Air Canada revenue up 8% – financial highlights for three months ended 31-Mar-2012:

  • Operating revenue: CAD2962 million (USD2956 million), +7.6% year-on-year;
  • Operating costs: CAD3055 million (USD3049 million), +8.4%;
    • Fuel: CAD889 million (USD887 million), +19.8%;
    • Labour: CAD536 million (USD534.9 million), +5.9%;
  • Operating profit (loss): (CAD93 million) (USD92.8 million), compared to a loss of CAD66 million (USD65.9 million) in p-c-p;
  • Net profit (loss): (CAD211 million) (USD210.6 million), compared to a loss of CAD19 million (USD19.0 million) in p-c-p;
  • Passenger traffic (RPMs): +4.8%;
  • Passenger load factor: 79.2%, +1.3 ppt;
  • Passenger yield: CAD 19.2 cents, (USD 19.16 cents), +3.3%;
  • Passenger revenue per ASM: CAD 15.2 cents (USD 15.17 cents), +5.0%;
  • Operating revenue per ASM: CAD 18.1 cents (USD 18.06 cents), +4.4%;
  • Operating costs per ASM: CAD 18.7 cents (USD 18.66 cents), +5.2%;
  • Cost per ASM excl fuel and cost of ground packages at Air Canada Vacations: CAD 12.3 cents (USD 12.28 cents), +1.0%;
  • Fleet: 330 aircraft, +0.6%;
  • Average aircraft flight length: 892 miles, +0.2%;
  • Total assets: CAD9556 million (USD9537 million), -0.8% when compared to period ended 31-Dec-2011;
  • Cash and cash equivalents: CAD774 million (USD772.5 million), -8.7% when compared to period ended 31-Dec-2011;
  • Total liabilities: CAD13,721 million (USD13,694 million), +0.6% when compared to period ended 31-Dec-2011;
  • 2Q2012 forecast:
    • Capacity (ASMs): stable to +1.0% year-on-year;
    • Cost per ASM excl fuel and cost of ground packages at Air Canada Vacations: +4.0% to +5.0%;
  • FY2012 forecast:
    • Capacity: stable to +1.5%;
    • Cost per ASM excl fuel and cost of ground packages at Air Canada Vacations: +0.5% to +1.5%. [more – original PR]

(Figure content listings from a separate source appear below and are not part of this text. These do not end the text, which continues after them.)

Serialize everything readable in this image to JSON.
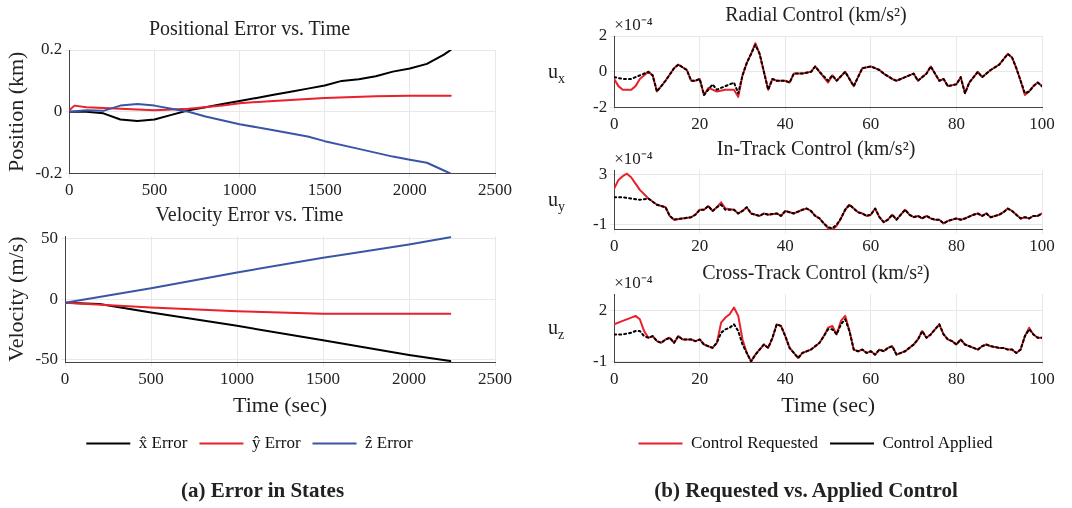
{
  "chart_data": [
    {
      "type": "line",
      "title": "Positional Error vs. Time",
      "ylabel": "Position (km)",
      "xlim": [
        0,
        2500
      ],
      "xticks": [
        0,
        500,
        1000,
        1500,
        2000,
        2500
      ],
      "ylim": [
        -0.2,
        0.2
      ],
      "yticks": [
        -0.2,
        0,
        0.2
      ],
      "grid": true,
      "marker": "none",
      "legend": false,
      "series": [
        {
          "color": "#000000",
          "x": [
            0,
            100,
            200,
            300,
            400,
            500,
            600,
            700,
            800,
            900,
            1000,
            1100,
            1200,
            1300,
            1400,
            1500,
            1600,
            1700,
            1800,
            1900,
            2000,
            2100,
            2200,
            2240
          ],
          "values": [
            0,
            0,
            -0.005,
            -0.025,
            -0.03,
            -0.025,
            -0.01,
            0.005,
            0.015,
            0.025,
            0.035,
            0.045,
            0.055,
            0.065,
            0.075,
            0.085,
            0.1,
            0.105,
            0.115,
            0.13,
            0.14,
            0.155,
            0.185,
            0.2
          ]
        },
        {
          "color": "#e8212a",
          "x": [
            0,
            30,
            100,
            300,
            500,
            700,
            900,
            1000,
            1200,
            1500,
            1800,
            2000,
            2240
          ],
          "values": [
            0.005,
            0.02,
            0.015,
            0.01,
            0.005,
            0.01,
            0.02,
            0.028,
            0.035,
            0.045,
            0.05,
            0.052,
            0.052
          ]
        },
        {
          "color": "#3a55a5",
          "x": [
            0,
            100,
            200,
            300,
            400,
            500,
            600,
            700,
            800,
            1000,
            1200,
            1400,
            1500,
            1700,
            1900,
            2000,
            2100,
            2200,
            2240
          ],
          "values": [
            0,
            0.005,
            0.003,
            0.02,
            0.025,
            0.02,
            0.01,
            0,
            -0.015,
            -0.04,
            -0.06,
            -0.08,
            -0.095,
            -0.12,
            -0.145,
            -0.155,
            -0.165,
            -0.19,
            -0.2
          ]
        }
      ]
    },
    {
      "type": "line",
      "title": "Velocity Error vs. Time",
      "xlabel": "Time (sec)",
      "ylabel": "Velocity (m/s)",
      "xlim": [
        0,
        2500
      ],
      "xticks": [
        0,
        500,
        1000,
        1500,
        2000,
        2500
      ],
      "ylim": [
        -52,
        52
      ],
      "yticks": [
        -50,
        0,
        50
      ],
      "grid": true,
      "marker": "none",
      "legend": "bottom",
      "annotations": [
        "(a) Error in States"
      ],
      "series": [
        {
          "name": "x̂ Error",
          "color": "#000000",
          "x": [
            0,
            200,
            500,
            1000,
            1500,
            2000,
            2240
          ],
          "values": [
            -3,
            -4,
            -11,
            -22,
            -34,
            -46,
            -51
          ]
        },
        {
          "name": "ŷ Error",
          "color": "#e8212a",
          "x": [
            0,
            500,
            1000,
            1500,
            2000,
            2240
          ],
          "values": [
            -3,
            -7,
            -10,
            -12,
            -12,
            -12
          ]
        },
        {
          "name": "ẑ Error",
          "color": "#3a55a5",
          "x": [
            0,
            500,
            1000,
            1500,
            2000,
            2240
          ],
          "values": [
            -3,
            9,
            22,
            34,
            45,
            51
          ]
        }
      ]
    },
    {
      "type": "line",
      "title": "Radial Control (km/s²)",
      "ylabel": "u$_{x}$",
      "xlim": [
        0,
        100
      ],
      "xticks": [
        0,
        20,
        40,
        60,
        80,
        100
      ],
      "ylim": [
        -2,
        2
      ],
      "yticks": [
        -2,
        0,
        2
      ],
      "grid": true,
      "marker": "none",
      "legend": false,
      "annotations": [
        "×10⁻⁴"
      ],
      "x": [
        0,
        1,
        2,
        4,
        5,
        6,
        8,
        9,
        10,
        11,
        12,
        14,
        15,
        17,
        18,
        19,
        20,
        21,
        22,
        23,
        24,
        26,
        28,
        29,
        30,
        31,
        32,
        33,
        34,
        35,
        36,
        37,
        38,
        40,
        41,
        42,
        44,
        46,
        47,
        48,
        50,
        51,
        52,
        54,
        55,
        56,
        57,
        58,
        60,
        62,
        63,
        65,
        66,
        68,
        70,
        71,
        73,
        74,
        76,
        77,
        78,
        80,
        81,
        82,
        83,
        85,
        86,
        88,
        90,
        92,
        93,
        94,
        95,
        96,
        97,
        98,
        99,
        100
      ],
      "series": [
        {
          "color": "#e8212a",
          "line_style": "solid",
          "values": [
            -0.4,
            -0.8,
            -1.0,
            -1.0,
            -0.8,
            -0.4,
            0,
            -0.2,
            -1.1,
            -0.8,
            -0.5,
            0.2,
            0.4,
            0.1,
            -0.5,
            -0.5,
            -0.4,
            -1.3,
            -0.9,
            -1.0,
            -1.1,
            -1.0,
            -1.0,
            -1.4,
            -0.2,
            0.5,
            1.0,
            1.6,
            1.0,
            0,
            -1.0,
            -0.4,
            -0.5,
            -0.5,
            -0.6,
            -0.1,
            -0.1,
            0,
            0.3,
            0,
            -0.6,
            -0.2,
            -0.5,
            0,
            -0.4,
            -0.8,
            -0.3,
            0.2,
            0.3,
            0.1,
            -0.1,
            -0.4,
            -0.5,
            -0.3,
            -0.1,
            -0.5,
            -0.1,
            0.3,
            -0.5,
            -0.4,
            -0.8,
            -0.7,
            -0.3,
            -1.2,
            -0.6,
            0,
            -0.3,
            0.1,
            0.4,
            1.0,
            0.8,
            0.2,
            -0.5,
            -1.3,
            -1.1,
            -0.8,
            -0.6,
            -0.8
          ]
        },
        {
          "color": "#000000",
          "line_style": "dotted",
          "values": [
            -0.3,
            -0.35,
            -0.4,
            -0.4,
            -0.3,
            -0.2,
            0,
            -0.2,
            -1.1,
            -0.8,
            -0.5,
            0.2,
            0.4,
            0.1,
            -0.5,
            -0.5,
            -0.4,
            -1.3,
            -1.0,
            -0.7,
            -1.0,
            -0.8,
            -0.6,
            -1.2,
            -0.2,
            0.5,
            1.0,
            1.5,
            1.0,
            0,
            -1.0,
            -0.4,
            -0.5,
            -0.5,
            -0.6,
            -0.1,
            -0.1,
            0,
            0.3,
            0,
            -0.5,
            -0.2,
            -0.5,
            0,
            -0.4,
            -0.8,
            -0.3,
            0.2,
            0.3,
            0.1,
            -0.1,
            -0.4,
            -0.5,
            -0.3,
            -0.1,
            -0.5,
            -0.1,
            0.3,
            -0.5,
            -0.4,
            -0.8,
            -0.7,
            -0.3,
            -1.2,
            -0.6,
            0,
            -0.3,
            0.1,
            0.4,
            1.0,
            0.8,
            0.2,
            -0.5,
            -1.2,
            -1.1,
            -0.8,
            -0.6,
            -0.8
          ]
        }
      ]
    },
    {
      "type": "line",
      "title": "In-Track Control (km/s²)",
      "ylabel": "u$_{y}$",
      "xlim": [
        0,
        100
      ],
      "xticks": [
        0,
        20,
        40,
        60,
        80,
        100
      ],
      "ylim": [
        -1.4,
        3.4
      ],
      "yticks": [
        -1,
        3
      ],
      "grid": true,
      "marker": "none",
      "legend": false,
      "annotations": [
        "×10⁻⁴"
      ],
      "x": [
        0,
        1,
        2,
        3,
        4,
        5,
        6,
        8,
        10,
        12,
        13,
        14,
        16,
        18,
        19,
        20,
        21,
        22,
        23,
        24,
        25,
        26,
        28,
        29,
        30,
        31,
        32,
        34,
        35,
        36,
        38,
        39,
        40,
        42,
        44,
        45,
        46,
        47,
        48,
        49,
        50,
        51,
        52,
        53,
        54,
        55,
        56,
        57,
        58,
        59,
        60,
        61,
        62,
        63,
        64,
        65,
        66,
        67,
        68,
        69,
        70,
        71,
        72,
        73,
        74,
        75,
        76,
        77,
        78,
        80,
        81,
        82,
        84,
        85,
        86,
        87,
        88,
        90,
        91,
        92,
        93,
        94,
        95,
        96,
        97,
        98,
        99,
        100
      ],
      "series": [
        {
          "color": "#e8212a",
          "line_style": "solid",
          "values": [
            1.9,
            2.6,
            2.9,
            3.1,
            2.8,
            2.3,
            1.8,
            1.1,
            0.6,
            0.4,
            -0.3,
            -0.6,
            -0.5,
            -0.4,
            -0.2,
            0.2,
            0.2,
            0.5,
            0.1,
            0.4,
            0.8,
            0.3,
            0.2,
            -0.1,
            0.1,
            0.4,
            -0.1,
            -0.3,
            -0.1,
            -0.2,
            -0.1,
            -0.3,
            0.1,
            -0.1,
            0.2,
            0.3,
            0.1,
            -0.3,
            -0.5,
            -0.9,
            -1.3,
            -1.4,
            -1.1,
            -0.5,
            0.2,
            0.6,
            0.3,
            0,
            -0.1,
            -0.3,
            -0.2,
            0.3,
            -0.4,
            -0.8,
            -0.6,
            -0.2,
            -0.6,
            -0.2,
            0.2,
            -0.2,
            -0.4,
            -0.3,
            -0.5,
            -0.3,
            -0.5,
            -0.6,
            -0.6,
            -0.9,
            -0.7,
            -0.5,
            -0.6,
            -0.5,
            -0.2,
            -0.1,
            -0.3,
            -0.1,
            -0.4,
            -0.2,
            0,
            0.3,
            0.1,
            -0.2,
            -0.5,
            -0.4,
            -0.5,
            -0.3,
            -0.3,
            -0.1
          ]
        },
        {
          "color": "#000000",
          "line_style": "dotted",
          "values": [
            1.2,
            1.2,
            1.2,
            1.15,
            1.1,
            1.05,
            1.0,
            1.1,
            0.6,
            0.4,
            -0.3,
            -0.6,
            -0.5,
            -0.4,
            -0.2,
            0.2,
            0.2,
            0.5,
            0.1,
            0.4,
            0.6,
            0.2,
            0.2,
            -0.1,
            0.1,
            0.4,
            -0.1,
            -0.3,
            -0.1,
            -0.2,
            -0.1,
            -0.3,
            0.1,
            -0.1,
            0.2,
            0.3,
            0.1,
            -0.3,
            -0.5,
            -0.9,
            -1.2,
            -1.3,
            -1.0,
            -0.5,
            0.2,
            0.6,
            0.3,
            0,
            -0.1,
            -0.3,
            -0.2,
            0.3,
            -0.4,
            -0.8,
            -0.6,
            -0.2,
            -0.6,
            -0.2,
            0.2,
            -0.2,
            -0.4,
            -0.3,
            -0.5,
            -0.3,
            -0.5,
            -0.6,
            -0.6,
            -0.9,
            -0.7,
            -0.5,
            -0.6,
            -0.5,
            -0.2,
            -0.1,
            -0.3,
            -0.1,
            -0.4,
            -0.2,
            0,
            0.3,
            0.1,
            -0.2,
            -0.5,
            -0.4,
            -0.5,
            -0.3,
            -0.3,
            -0.1
          ]
        }
      ]
    },
    {
      "type": "line",
      "title": "Cross-Track Control (km/s²)",
      "xlabel": "Time (sec)",
      "ylabel": "u$_{z}$",
      "xlim": [
        0,
        100
      ],
      "xticks": [
        0,
        20,
        40,
        60,
        80,
        100
      ],
      "ylim": [
        -1.05,
        3
      ],
      "yticks": [
        -1,
        2
      ],
      "grid": true,
      "marker": "none",
      "legend": "bottom",
      "annotations": [
        "×10⁻⁴",
        "(b) Requested vs. Applied Control"
      ],
      "x": [
        0,
        2,
        4,
        5,
        6,
        7,
        8,
        9,
        10,
        11,
        12,
        13,
        14,
        15,
        16,
        18,
        19,
        20,
        21,
        22,
        23,
        24,
        25,
        26,
        27,
        28,
        29,
        30,
        31,
        32,
        33,
        34,
        35,
        36,
        37,
        38,
        39,
        40,
        41,
        42,
        43,
        44,
        45,
        46,
        47,
        48,
        49,
        50,
        51,
        52,
        53,
        54,
        55,
        56,
        57,
        58,
        59,
        60,
        61,
        62,
        63,
        64,
        65,
        66,
        67,
        68,
        69,
        70,
        71,
        72,
        73,
        74,
        75,
        76,
        77,
        78,
        79,
        80,
        81,
        82,
        84,
        85,
        86,
        87,
        88,
        90,
        91,
        92,
        93,
        94,
        95,
        96,
        97,
        98,
        99,
        100
      ],
      "series": [
        {
          "name": "Control Requested",
          "color": "#e8212a",
          "line_style": "solid",
          "values": [
            1.2,
            1.4,
            1.6,
            1.7,
            1.5,
            0.8,
            0.4,
            0.5,
            0.2,
            0.1,
            0.3,
            0.4,
            0.1,
            0.5,
            0.3,
            0.3,
            0.2,
            0.3,
            0.0,
            -0.1,
            -0.2,
            0.1,
            1.3,
            1.6,
            1.8,
            2.2,
            1.7,
            0.3,
            -0.5,
            -1.0,
            -0.6,
            -0.3,
            0.0,
            -0.2,
            0.4,
            1.2,
            1.1,
            0.5,
            -0.2,
            -0.5,
            -0.8,
            -0.5,
            -0.4,
            -0.3,
            -0.1,
            0.1,
            0.5,
            1.0,
            1.1,
            0.6,
            1.4,
            1.7,
            0.8,
            -0.3,
            -0.4,
            -0.3,
            -0.5,
            -0.4,
            -0.6,
            -0.3,
            -0.4,
            -0.2,
            -0.1,
            -0.6,
            -0.5,
            -0.4,
            -0.2,
            0.0,
            0.3,
            0.8,
            0.4,
            0.6,
            0.9,
            1.2,
            0.6,
            0.3,
            0.2,
            0.0,
            0.3,
            0.0,
            -0.2,
            -0.3,
            -0.1,
            0.0,
            -0.1,
            -0.2,
            -0.2,
            -0.3,
            -0.3,
            -0.5,
            -0.3,
            0.5,
            1.0,
            0.6,
            0.4,
            0.4
          ]
        },
        {
          "name": "Control Applied",
          "color": "#000000",
          "line_style": "dotted",
          "values": [
            0.6,
            0.6,
            0.7,
            0.8,
            0.8,
            0.5,
            0.4,
            0.5,
            0.2,
            0.1,
            0.3,
            0.4,
            0.1,
            0.5,
            0.3,
            0.3,
            0.2,
            0.3,
            0.0,
            -0.1,
            -0.2,
            0.1,
            0.7,
            0.9,
            1.0,
            1.2,
            0.8,
            0.0,
            -0.5,
            -1.0,
            -0.6,
            -0.3,
            0.0,
            -0.2,
            0.4,
            1.2,
            1.1,
            0.5,
            -0.2,
            -0.5,
            -0.8,
            -0.5,
            -0.4,
            -0.3,
            -0.1,
            0.1,
            0.5,
            0.9,
            0.9,
            0.6,
            1.2,
            1.5,
            0.8,
            -0.3,
            -0.4,
            -0.3,
            -0.5,
            -0.4,
            -0.6,
            -0.3,
            -0.4,
            -0.2,
            -0.1,
            -0.6,
            -0.5,
            -0.4,
            -0.2,
            0.0,
            0.3,
            0.8,
            0.4,
            0.6,
            0.9,
            1.2,
            0.6,
            0.3,
            0.2,
            0.0,
            0.3,
            0.0,
            -0.2,
            -0.3,
            -0.1,
            0.0,
            -0.1,
            -0.2,
            -0.2,
            -0.3,
            -0.3,
            -0.5,
            -0.3,
            0.5,
            0.9,
            0.6,
            0.4,
            0.4
          ]
        }
      ]
    }
  ]
}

*Based on the average conversion rate at USD1 = CAD1.002 for the period

Air Canada: “The quarter was marked by a challenging environment, with persistently high fuel prices and volatility which resulted in a significant increase in fuel expense of CAD147 million, or 20%, from the previous year’s quarter. In addition, our operations were disrupted by job action by a number of unionised employees, which resulted in a decline in bookings for travel originating in Canada in the immediate aftermath of these incidents. Since then, we have seen an improvement in advance booking trends. We remained focused on maintaining strong liquidity levels and the on-going implementation of cost reduction initiatives, primarily through improved business processes,” Calin Rovinescu, president and CEO. Source: Air Canada, 04-May-2012.